As an admitted non-expert in this field, I guess the one thing that really annoys me about articles like this is the lack of a concrete vision. It's like Boston Dynamics and their dancing robots, which while impressive, haven't really amounted to much outside of the lab. The last thing I remember reading was a military prototype to carry stuff for infantry that ended up being turned down because it was too loud.
The article even confirms this general perspective, ending with "As of right now, we don’t have very effective tools for verifying the safety and reliability properties of machine learning systems, especially in robotics. This is a major open scientific question in the field,” said Rosen."
So whatever robot you're developing is incredibly complex, to be trusted with heavy machinery or around consumers directly, while being neither verifiably safe nor reliable.
Sorry, but almost everything in this article sounds like a projection of AI-hype onto physical robotics, with all the veracity of "this is good for Bitcoin". Sounds like NVIDIA is doing right by its shareholders though.
i just want a tiiiny gpu for $10 so i can run smaller models at higher speed than possible with xtensa/rp2040 having limited simd support etc.
Neural accelerators are coming into MCUs. The just released STM32N6 is probably among the best. Alif with the U55/U85 has been out for a little while. Maxim MAX78000 has a CNN accelerator out for a couple of years. More will come in the next few years - though not from Nvidia any time soon.
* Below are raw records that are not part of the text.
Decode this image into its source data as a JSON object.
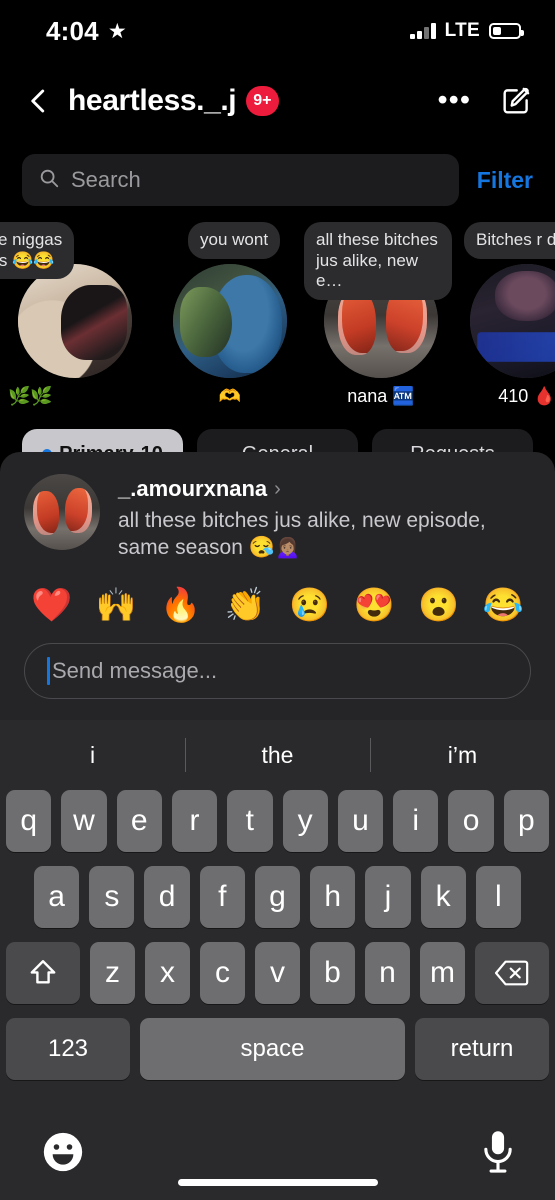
{
  "status_bar": {
    "time": "4:04",
    "star_icon": "star-icon",
    "signal_icon": "cellular-signal-icon",
    "network": "LTE",
    "battery_icon": "battery-icon",
    "battery_level": "35"
  },
  "header": {
    "back_icon": "back-chevron-icon",
    "title": "heartless._.j",
    "badge": "9+",
    "more_icon": "more-options-icon",
    "compose_icon": "compose-new-message-icon"
  },
  "search": {
    "icon": "search-icon",
    "placeholder": "Search",
    "filter_label": "Filter"
  },
  "notes": [
    {
      "bubble": "ese niggas\nhes 😂😂",
      "username": "🌿🌿",
      "avatar": "note-avatar-photo"
    },
    {
      "bubble": "you wont",
      "username": "🫶",
      "avatar": "note-avatar-photo"
    },
    {
      "bubble": "all these bitches\njus alike, new e…",
      "username": "nana 🏧",
      "avatar": "note-avatar-photo"
    },
    {
      "bubble": "Bitches r dicks",
      "username": "410 🩸",
      "avatar": "note-avatar-photo"
    }
  ],
  "inbox_tabs": [
    {
      "label": "Primary",
      "count": "10",
      "active": true
    },
    {
      "label": "General",
      "count": "",
      "active": false
    },
    {
      "label": "Requests",
      "count": "",
      "active": false
    }
  ],
  "reply_sheet": {
    "avatar": "sheet-avatar-photo",
    "username": "_.amourxnana",
    "chevron_icon": "chevron-right-icon",
    "note_text": "all these bitches jus alike, new episode, same season 😪🙍🏽‍♀️",
    "reactions": [
      "❤️",
      "🙌",
      "🔥",
      "👏",
      "😢",
      "😍",
      "😮",
      "😂"
    ],
    "composer_placeholder": "Send message..."
  },
  "keyboard": {
    "predictions": [
      "i",
      "the",
      "i’m"
    ],
    "row1": [
      "q",
      "w",
      "e",
      "r",
      "t",
      "y",
      "u",
      "i",
      "o",
      "p"
    ],
    "row2": [
      "a",
      "s",
      "d",
      "f",
      "g",
      "h",
      "j",
      "k",
      "l"
    ],
    "row3": [
      "z",
      "x",
      "c",
      "v",
      "b",
      "n",
      "m"
    ],
    "shift_icon": "shift-arrow-icon",
    "delete_icon": "backspace-delete-icon",
    "numbers_label": "123",
    "space_label": "space",
    "return_label": "return",
    "emoji_icon": "emoji-keyboard-icon",
    "dictation_icon": "microphone-dictation-icon"
  },
  "colors": {
    "badge_red": "#ED1B3C",
    "link_blue": "#1676E0",
    "sheet_bg": "#252527",
    "keyboard_bg": "#2A2A2C",
    "key_light": "#6E6E70",
    "key_dark": "#4A4A4C"
  }
}
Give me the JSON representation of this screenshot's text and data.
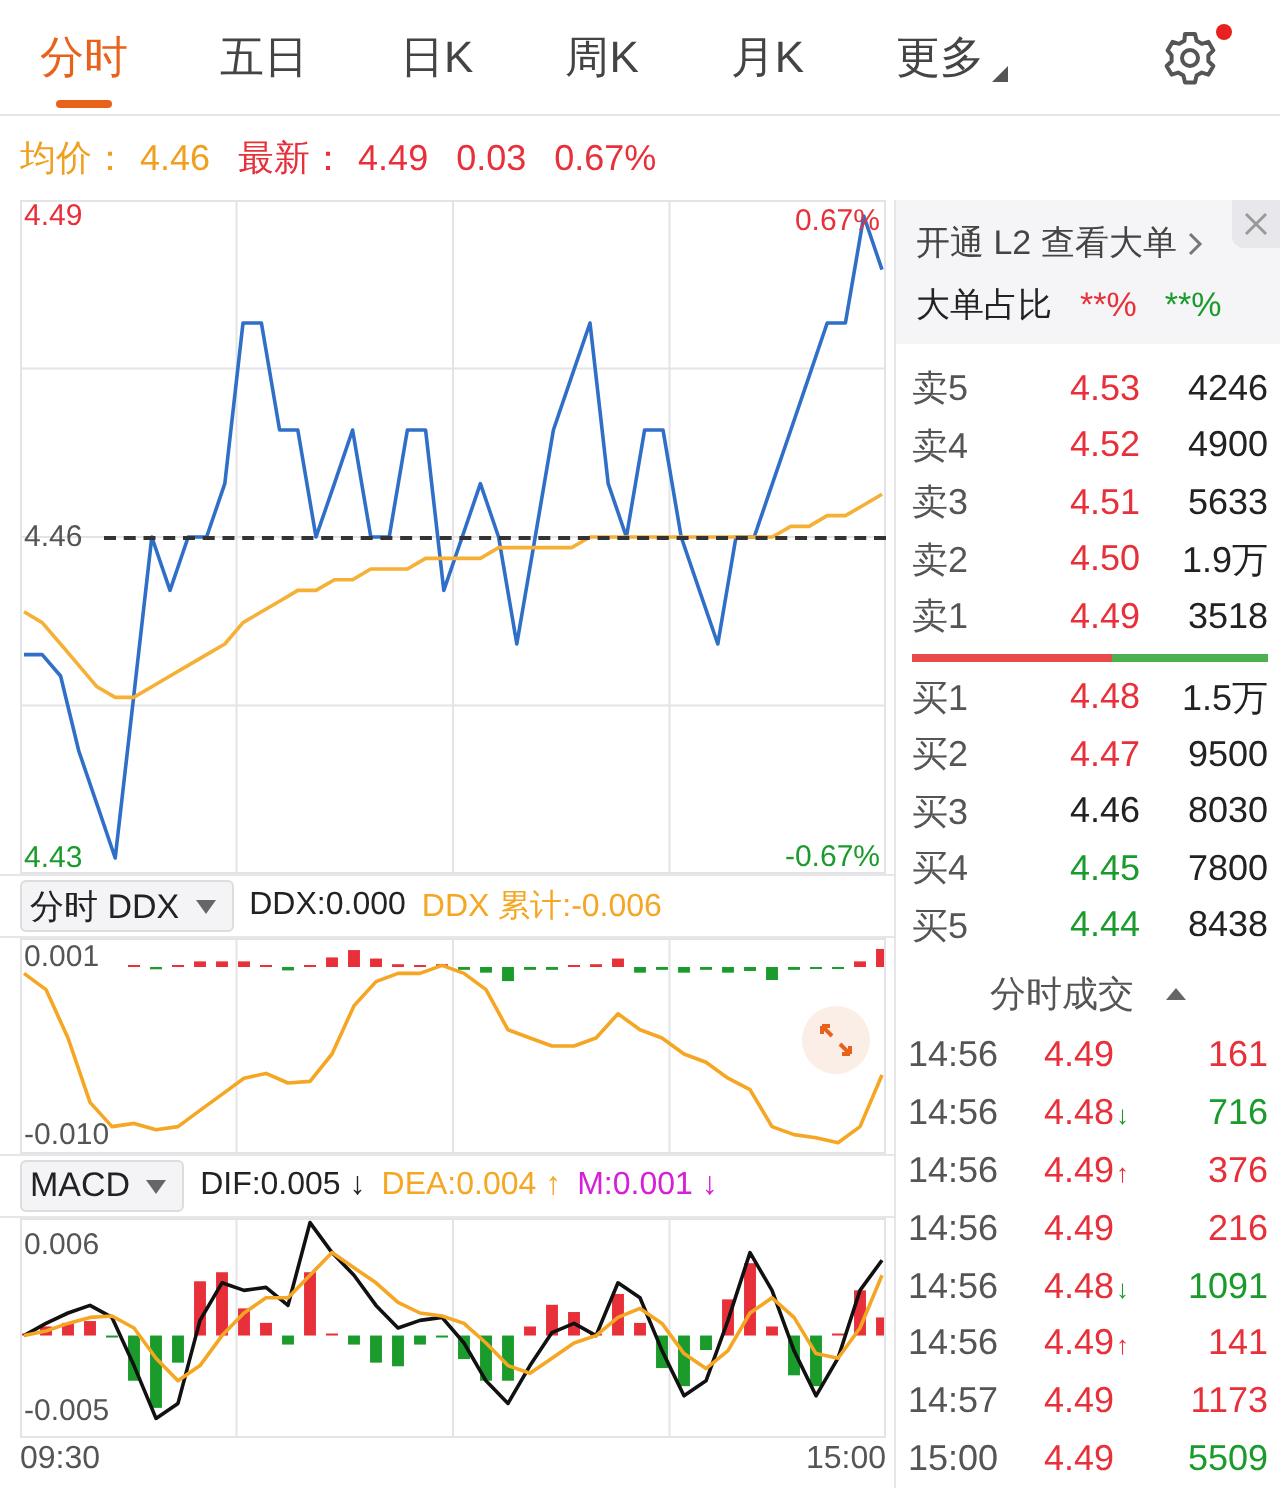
{
  "tabs": [
    {
      "label": "分时",
      "selected": true,
      "has_menu": false
    },
    {
      "label": "五日",
      "selected": false,
      "has_menu": false
    },
    {
      "label": "日K",
      "selected": false,
      "has_menu": false
    },
    {
      "label": "周K",
      "selected": false,
      "has_menu": false
    },
    {
      "label": "月K",
      "selected": false,
      "has_menu": false
    },
    {
      "label": "更多",
      "selected": false,
      "has_menu": true
    }
  ],
  "settings": {
    "badge": true
  },
  "quote": {
    "avg_label": "均价：",
    "avg": "4.46",
    "last_label": "最新：",
    "last": "4.49",
    "change": "0.03",
    "change_pct": "0.67%"
  },
  "price_panel": {
    "percent_high": "0.67%",
    "percent_low": "-0.67%",
    "prev_close_line": true,
    "chart_data": {
      "type": "line",
      "ylim": [
        4.4285,
        4.4915
      ],
      "yticks": [
        {
          "value": 4.49,
          "label": "4.49"
        },
        {
          "value": 4.46,
          "label": "4.46"
        },
        {
          "value": 4.43,
          "label": "4.43"
        }
      ],
      "series": [
        {
          "color": "#2f6fc8",
          "values": [
            4.449,
            4.449,
            4.447,
            4.44,
            4.435,
            4.43,
            4.445,
            4.46,
            4.455,
            4.46,
            4.46,
            4.465,
            4.48,
            4.48,
            4.47,
            4.47,
            4.46,
            4.465,
            4.47,
            4.46,
            4.46,
            4.47,
            4.47,
            4.455,
            4.46,
            4.465,
            4.46,
            4.45,
            4.46,
            4.47,
            4.475,
            4.48,
            4.465,
            4.46,
            4.47,
            4.47,
            4.46,
            4.455,
            4.45,
            4.46,
            4.46,
            4.465,
            4.47,
            4.475,
            4.48,
            4.48,
            4.49,
            4.485
          ]
        },
        {
          "color": "#f5b035",
          "values": [
            4.453,
            4.452,
            4.45,
            4.448,
            4.446,
            4.445,
            4.445,
            4.446,
            4.447,
            4.448,
            4.449,
            4.45,
            4.452,
            4.453,
            4.454,
            4.455,
            4.455,
            4.456,
            4.456,
            4.457,
            4.457,
            4.457,
            4.458,
            4.458,
            4.458,
            4.458,
            4.459,
            4.459,
            4.459,
            4.459,
            4.459,
            4.46,
            4.46,
            4.46,
            4.46,
            4.46,
            4.46,
            4.46,
            4.46,
            4.46,
            4.46,
            4.46,
            4.461,
            4.461,
            4.462,
            4.462,
            4.463,
            4.464
          ]
        }
      ]
    }
  },
  "ddx_bar": {
    "selector": "分时 DDX",
    "indicators": [
      {
        "text": "DDX:0.000",
        "color": "#222222"
      },
      {
        "text": "DDX 累计:-0.006",
        "color": "#f5a623"
      }
    ]
  },
  "ddx_panel": {
    "chart_data": {
      "type": "line",
      "ylim": [
        -0.0112,
        0.0022
      ],
      "yticks": [
        {
          "value": 0.001,
          "label": "0.001"
        },
        {
          "value": -0.01,
          "label": "-0.010"
        }
      ],
      "series": [
        {
          "color": "#f5a623",
          "values": [
            0,
            -0.001,
            -0.004,
            -0.008,
            -0.0095,
            -0.0093,
            -0.0097,
            -0.0095,
            -0.0085,
            -0.0075,
            -0.0065,
            -0.0062,
            -0.0068,
            -0.0067,
            -0.005,
            -0.002,
            -0.0005,
            0,
            0,
            0.0005,
            0,
            -0.001,
            -0.0035,
            -0.004,
            -0.0045,
            -0.0045,
            -0.004,
            -0.0025,
            -0.0035,
            -0.004,
            -0.005,
            -0.0055,
            -0.0065,
            -0.0072,
            -0.0095,
            -0.01,
            -0.0102,
            -0.0105,
            -0.0095,
            -0.0063
          ]
        }
      ]
    }
  },
  "macd_bar": {
    "selector": "MACD",
    "indicators": [
      {
        "text": "DIF:0.005 ↓",
        "color": "#222222"
      },
      {
        "text": "DEA:0.004 ↑",
        "color": "#f5a623"
      },
      {
        "text": "M:0.001 ↓",
        "color": "#d61fd6"
      }
    ]
  },
  "macd_panel": {
    "time_start": "09:30",
    "time_end": "15:00",
    "chart_data": {
      "type": "line",
      "ylim": [
        -0.0068,
        0.0078
      ],
      "yticks": [
        {
          "value": 0.006,
          "label": "0.006"
        },
        {
          "value": -0.005,
          "label": "-0.005"
        }
      ],
      "series": [
        {
          "color": "#111111",
          "values": [
            0,
            0.0008,
            0.0015,
            0.002,
            0.0012,
            -0.002,
            -0.0055,
            -0.0045,
            0.001,
            0.0035,
            0.003,
            0.0032,
            0.002,
            0.0075,
            0.0055,
            0.004,
            0.002,
            0.0005,
            0.001,
            0.0012,
            -0.0005,
            -0.003,
            -0.0045,
            -0.002,
            0.0002,
            0.0008,
            0,
            0.0035,
            0.0025,
            -0.001,
            -0.004,
            -0.003,
            0.001,
            0.0055,
            0.003,
            -0.001,
            -0.004,
            -0.0015,
            0.003,
            0.005
          ]
        },
        {
          "color": "#f5a623",
          "values": [
            0,
            0.0003,
            0.0008,
            0.0012,
            0.0013,
            0.0005,
            -0.0015,
            -0.003,
            -0.002,
            0,
            0.0015,
            0.0025,
            0.0025,
            0.004,
            0.0055,
            0.0045,
            0.0035,
            0.0022,
            0.0015,
            0.0013,
            0.0008,
            -0.0005,
            -0.002,
            -0.0025,
            -0.0015,
            -0.0005,
            0,
            0.0012,
            0.0018,
            0.0008,
            -0.0012,
            -0.0022,
            -0.001,
            0.0015,
            0.0025,
            0.0012,
            -0.0012,
            -0.0015,
            0.0005,
            0.004
          ]
        }
      ]
    }
  },
  "order_book": {
    "promo_link": "开通 L2 查看大单",
    "ratio_label": "大单占比",
    "ratio_buy": "**%",
    "ratio_sell": "**%",
    "asks": [
      {
        "label": "卖5",
        "price": "4.53",
        "volume": "4246",
        "color": "#e8303a"
      },
      {
        "label": "卖4",
        "price": "4.52",
        "volume": "4900",
        "color": "#e8303a"
      },
      {
        "label": "卖3",
        "price": "4.51",
        "volume": "5633",
        "color": "#e8303a"
      },
      {
        "label": "卖2",
        "price": "4.50",
        "volume": "1.9万",
        "color": "#e8303a"
      },
      {
        "label": "卖1",
        "price": "4.49",
        "volume": "3518",
        "color": "#e8303a"
      }
    ],
    "balance": {
      "level": 0.56
    },
    "bids": [
      {
        "label": "买1",
        "price": "4.48",
        "volume": "1.5万",
        "color": "#e8303a"
      },
      {
        "label": "买2",
        "price": "4.47",
        "volume": "9500",
        "color": "#e8303a"
      },
      {
        "label": "买3",
        "price": "4.46",
        "volume": "8030",
        "color": "#222222"
      },
      {
        "label": "买4",
        "price": "4.45",
        "volume": "7800",
        "color": "#1a9b2c"
      },
      {
        "label": "买5",
        "price": "4.44",
        "volume": "8438",
        "color": "#1a9b2c"
      }
    ]
  },
  "trades": {
    "title": "分时成交",
    "items": [
      {
        "time": "14:56",
        "price": {
          "text": "4.49",
          "color": "#e8303a"
        },
        "volume": {
          "text": "161",
          "color": "#e8303a"
        }
      },
      {
        "time": "14:56",
        "price": {
          "text": "4.48",
          "color": "#e8303a"
        },
        "arrow": {
          "text": "↓",
          "color": "#1a9b2c"
        },
        "volume": {
          "text": "716",
          "color": "#1a9b2c"
        }
      },
      {
        "time": "14:56",
        "price": {
          "text": "4.49",
          "color": "#e8303a"
        },
        "arrow": {
          "text": "↑",
          "color": "#e8303a"
        },
        "volume": {
          "text": "376",
          "color": "#e8303a"
        }
      },
      {
        "time": "14:56",
        "price": {
          "text": "4.49",
          "color": "#e8303a"
        },
        "volume": {
          "text": "216",
          "color": "#e8303a"
        }
      },
      {
        "time": "14:56",
        "price": {
          "text": "4.48",
          "color": "#e8303a"
        },
        "arrow": {
          "text": "↓",
          "color": "#1a9b2c"
        },
        "volume": {
          "text": "1091",
          "color": "#1a9b2c"
        }
      },
      {
        "time": "14:56",
        "price": {
          "text": "4.49",
          "color": "#e8303a"
        },
        "arrow": {
          "text": "↑",
          "color": "#e8303a"
        },
        "volume": {
          "text": "141",
          "color": "#e8303a"
        }
      },
      {
        "time": "14:57",
        "price": {
          "text": "4.49",
          "color": "#e8303a"
        },
        "volume": {
          "text": "1173",
          "color": "#e8303a"
        }
      },
      {
        "time": "15:00",
        "price": {
          "text": "4.49",
          "color": "#e8303a"
        },
        "volume": {
          "text": "5509",
          "color": "#1a9b2c"
        }
      }
    ]
  }
}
Previously it was far too overpriced for most uses (except for someone developing a certified automotive device), but at the new price and performance it has become competitive with the existing alternatives in the same $150 to $300 price range, which are based on Intel, AMD, MediaTek, Qualcomm or Rockchip CPUs.
If politicians had real skin in the game there'd be far less war.
What they want is border and population control that involves very few ordinary citizens, in large part in expectation of something like hundreds of millions of climate refugees. After having spent a couple of years killing and maiming poor people with almost nowhere to go you tend to need quite a bit of medical care and usually join the anti-war movement regardless if you got a college degree out of it or not.
I find it likely we'll see gun mounted robodog patrols along occidental borders within ten years from now, after having tested it on populations elsewhere.